Sus temas favoritos son la exploración del amor adúltero (la más pasional de todas las formas del amor) y las coloridas correrías de los narcotraficantes, a los que considera, ante todo, como seres humanos cuya condición y circunstancia merece la pena de ser explorada, pues, como sus demás congéneres, están dotados de sensibilidad y son sujetos de las mismas pasiones de los hombres y mujeres ordinarios. No cree en los llamados “Verdaderos valores”, y piensa, más bien, que todos, de una manera u otra, vivimos el conflicto ético entre lo que pensamos, lo que decimos y lo que hacemos.

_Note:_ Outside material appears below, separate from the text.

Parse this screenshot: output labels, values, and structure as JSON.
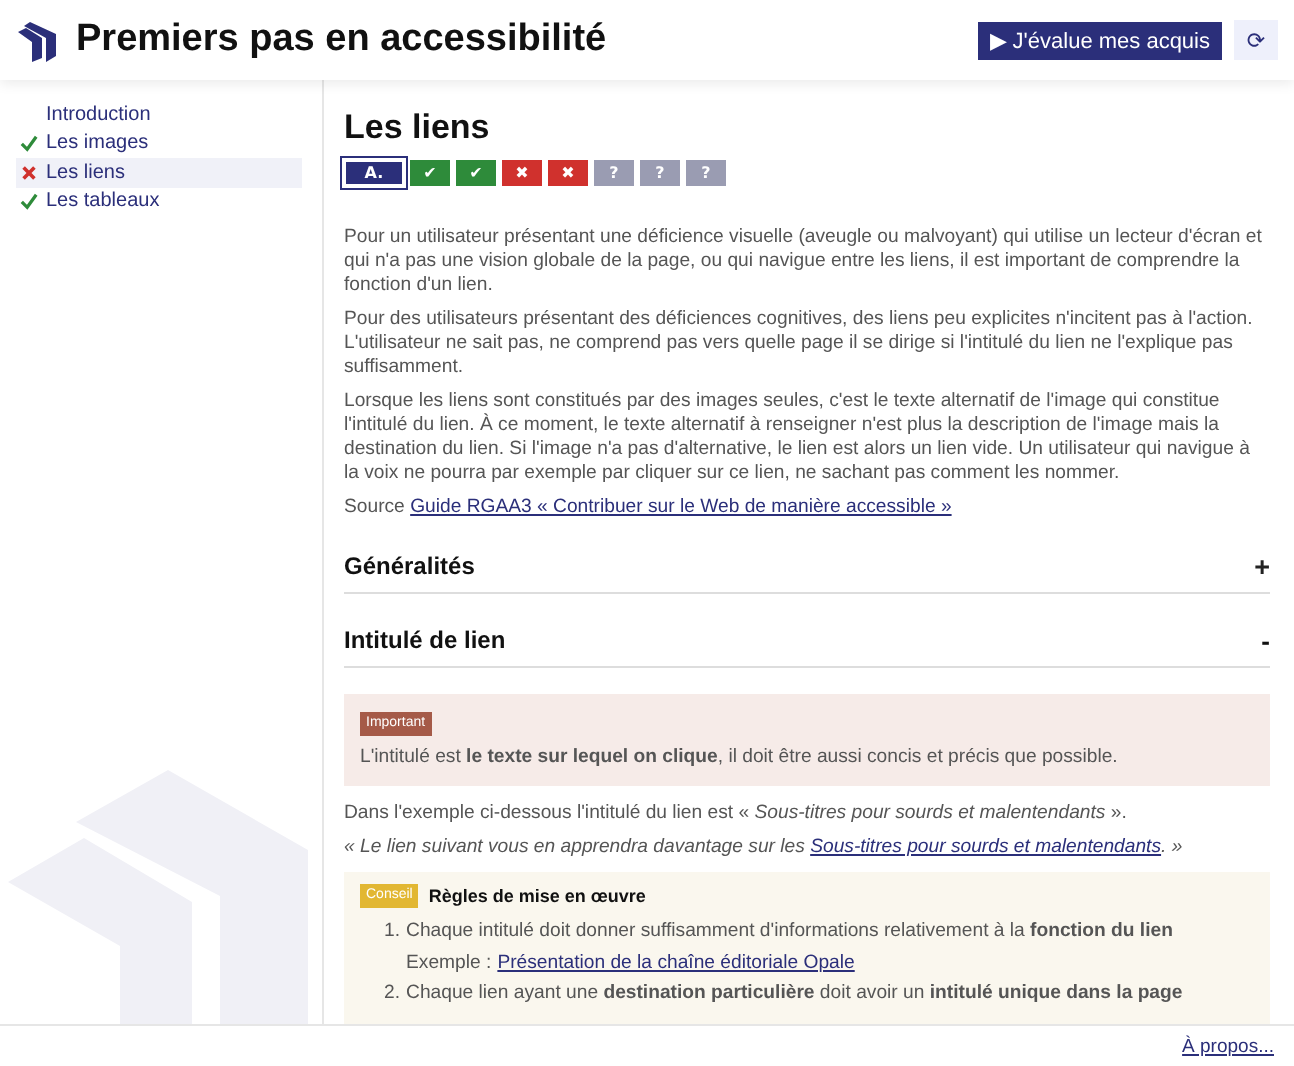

Su punto de vista al respecto es el de que la base de estos conflictos se encuentra en el hecho de que todos los seres humanos somos víctimas de las pasiones (el amor, el poder, la ambición, el odio, etcétera), conflictos sin los cuales, por lo demás, la literatura y el arte en general no existirían, y la vida sería demasiado aburrida, más aún de lo que ya nos la hacen los políticos. La doble moral de la llamada “gente decente” le ha prodigado excelentes e innumerables horas de solaz cuando no sonoras carcajadas.

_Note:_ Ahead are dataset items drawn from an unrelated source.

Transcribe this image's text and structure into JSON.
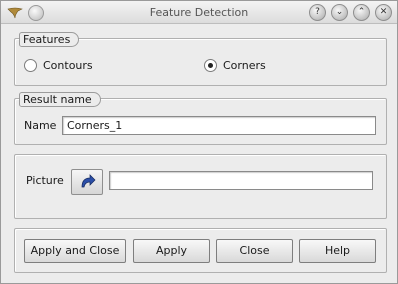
{
  "window": {
    "title": "Feature Detection"
  },
  "features": {
    "label": "Features",
    "options": [
      {
        "label": "Contours",
        "selected": false
      },
      {
        "label": "Corners",
        "selected": true
      }
    ]
  },
  "result": {
    "label": "Result name",
    "name_label": "Name",
    "name_value": "Corners_1"
  },
  "picture": {
    "label": "Picture",
    "value": ""
  },
  "buttons": {
    "apply_close": "Apply and Close",
    "apply": "Apply",
    "close": "Close",
    "help": "Help"
  },
  "icons": {
    "app": "wing-icon",
    "help": "help-icon",
    "minimize": "minimize-icon",
    "maximize": "maximize-icon",
    "close": "close-icon",
    "select": "arrow-icon"
  }
}
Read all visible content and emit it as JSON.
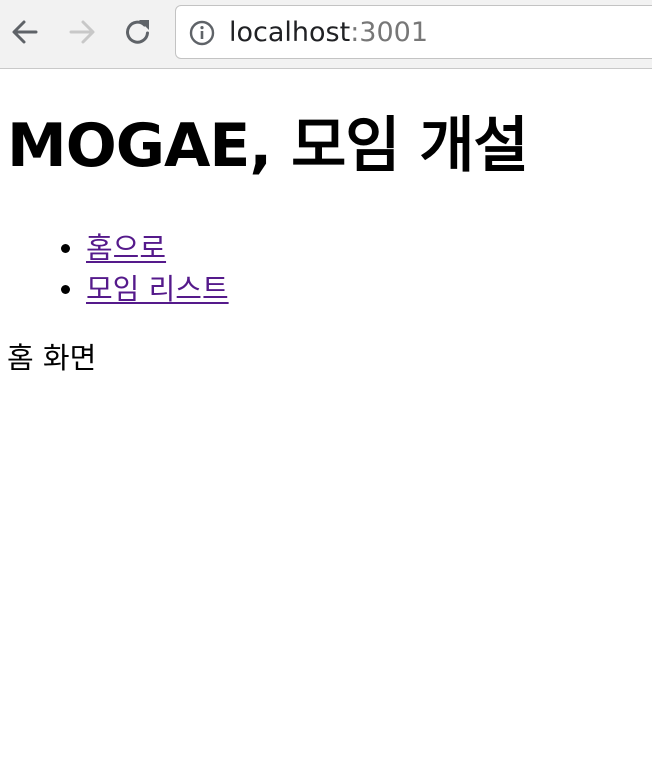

Tiene tres hijas, toda la luz, que han seguido sus malos consejos y han optado por dedicarse al arte, pues una es pintora de no malos pinceles, y las otras dos, bailarinas de danza contemporánea, ante la desolación de sus familiares, que deseaban que estudiaran una carrera “útil”, algo así como contabilidad, leyes o medicina, y no esos oficios con los que la gente se muere de hambre. Va a misa cuando muere algún familiar o amigo, o cuando un familiar o amigo se casa, sucesos ambos dignos de condolencia.

Continúa viajando por el mundo, viene a Sinaloa con relativa frecuencia, e invariablemente se le encontrará sentado al lado de una hielera retacada de cerveza bien helada.

Come frutas y verduras.

César López Cuadras

Principales trabajos

Publicados:

Ø La novela inconclusa de Bernardino Casablanca, Editorial U. de G., 2a. Edición, 1994. Primer lugar en el Primer concurso de Publicación de Obra Literaria, convocado por la Universidad de Guadalajara, 1993.

Ø La primera vez que vi a Kim Novak, volumen de cuentos y relatos publicados por la Universidad Autónoma de Sinaloa, 1996.

Ø Macho profundo (novela), publicada en coedición Universidad de Guadalajara y editorial Arlequín, colección El gran padrote. 1999.

Ø Cástulo Bojórquez (novela) Fondo de Cultura Económica, México, 2001.

Ø Mar de Cortés (volumen de cuentos) Instituto Municipal de Cultura, Culiacán, 2007.

Inéditos:

Ø El delfín de Kowalsky (novela).

Ø Cuatro muertos por capítulo (casi todos en buena salud) (novela).